ザ・グレート・展開予測ショー

もう一つの物語(4)


投稿者名:山屋
投稿日時:(00/ 2/17)

 そんな小竜姫を、一人の幼い男の子が見ていた。

・・・きれいなお姉さんだな・・・
 両親はまだ気づいていなかったが、生まれつき彼は、きれいなお姉さんが
とても大好きだという困った性格をしていた。それだけなら良くある話だが、
彼には行動力もあったので、将来トラブルを引き起こす可能性が大きかった。

 小竜姫は男の子に気がつかないまま、テレポートで姿を消した。

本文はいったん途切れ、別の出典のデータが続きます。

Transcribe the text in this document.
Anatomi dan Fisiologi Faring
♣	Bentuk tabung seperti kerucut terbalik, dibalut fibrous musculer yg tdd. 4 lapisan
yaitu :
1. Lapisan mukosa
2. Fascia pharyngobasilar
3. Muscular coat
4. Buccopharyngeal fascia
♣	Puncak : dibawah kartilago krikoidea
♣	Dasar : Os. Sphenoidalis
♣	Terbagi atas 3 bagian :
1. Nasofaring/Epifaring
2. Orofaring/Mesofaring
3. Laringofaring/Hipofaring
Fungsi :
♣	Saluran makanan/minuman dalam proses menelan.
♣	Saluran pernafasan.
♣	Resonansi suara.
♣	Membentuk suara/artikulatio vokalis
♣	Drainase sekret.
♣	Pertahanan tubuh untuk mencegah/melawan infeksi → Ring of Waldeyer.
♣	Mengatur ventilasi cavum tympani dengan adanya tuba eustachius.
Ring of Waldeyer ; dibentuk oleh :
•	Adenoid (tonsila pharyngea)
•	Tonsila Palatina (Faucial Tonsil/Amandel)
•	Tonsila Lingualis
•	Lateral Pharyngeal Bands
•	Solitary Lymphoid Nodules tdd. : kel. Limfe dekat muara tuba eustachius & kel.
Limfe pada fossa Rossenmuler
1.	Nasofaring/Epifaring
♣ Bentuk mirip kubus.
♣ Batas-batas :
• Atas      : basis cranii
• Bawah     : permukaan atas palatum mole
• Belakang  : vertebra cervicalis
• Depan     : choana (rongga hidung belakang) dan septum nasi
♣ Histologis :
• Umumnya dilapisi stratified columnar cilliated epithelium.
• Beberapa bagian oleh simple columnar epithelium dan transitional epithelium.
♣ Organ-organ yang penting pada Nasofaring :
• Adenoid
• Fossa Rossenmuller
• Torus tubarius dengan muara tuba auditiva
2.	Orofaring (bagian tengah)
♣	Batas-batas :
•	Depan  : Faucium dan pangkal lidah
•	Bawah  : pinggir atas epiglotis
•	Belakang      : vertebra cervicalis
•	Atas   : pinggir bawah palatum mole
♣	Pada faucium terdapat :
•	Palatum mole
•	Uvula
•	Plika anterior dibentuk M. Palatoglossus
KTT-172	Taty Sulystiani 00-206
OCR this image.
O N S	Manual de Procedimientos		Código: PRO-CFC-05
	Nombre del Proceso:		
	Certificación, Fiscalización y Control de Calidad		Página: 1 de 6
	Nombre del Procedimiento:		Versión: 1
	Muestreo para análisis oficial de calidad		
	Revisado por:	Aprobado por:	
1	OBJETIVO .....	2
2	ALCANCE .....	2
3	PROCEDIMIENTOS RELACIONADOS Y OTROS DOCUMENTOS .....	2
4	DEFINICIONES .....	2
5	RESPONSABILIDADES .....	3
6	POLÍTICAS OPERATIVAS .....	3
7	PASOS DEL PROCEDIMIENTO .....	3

男の子は
ぽかんとしていたが、よちよちとおぼつかない足取りで小竜姫がいた場所に
歩いていくと、不思議そうにあたりを眺めてからぺたんと座り込み、紅葉の
ような手で地面をたたいてみた。
 そしていきなり暴走してきた三輪車にはねとばされた。三輪車はひっくり
返り、乗っていた女の子は男の子の上に落ちてきた。客観的に見る限り、
どう考えても女の子が悪い。しかし女の子は少しも悪びれず。

「どうちて、あんなところに座ってたんでちゅか! あぶないでちょ!」
男の子は訳が分からず反射的に、
「ご、ごめんなちゃい。」
「ごめんでちゅめば、けいさちゅは、いやないのよ!」
「け、けいさちゅ?」
 男の子は警察とは何なのかよく分かっていなかったが、母親がその言葉を
出すときの雰囲気から、なんだかとてもこわい所だとは知っていた。

「そうよ、これからけいさちゅで、しけいになゆのよ!」
「し、しけい?」
 男の子は死刑とは何なのか全然知らなかったが、女の子の口調から
なんだかとてもこわいことだと察した。

男の子は泣き出した。
「ご、ごめんなちゃい、なんでもしまちゅから、ゆるしてくだちゃい。」

女の子は
「なんでもしゆのね。」
「なんでもしまちゅ。」
「やくちょくよ。」

その時、男の子と女の子は、前にも同じ事をした気がした。

・・・・「約束よ。」 「・・はい。」・・

それが、何なのかはわからなかった。だけど、とても大切な事だった気がした。

女の子は、男の子をじっと見つめていた。

男の子はうなずいた。

「うん!」


 神族にも魔族にも、第2段階霊体融合をやり遂げた者はいない。それで、小竜姫や
合同調査委員会は見落としたのだ。無に帰した魂が新生することを知らなかったから、
無理はない。
 過去の因縁を全く持たない生まれたばかりの魂には、かつての美神さんや横島の
霊的特徴はきれいさっぱりなくなっていた。

 彼らが過去から引き継いだものは、たった一つの約束だけだった。
それが二人にとって幸せになるだろうか?

 これは先の話だから、まだわからない。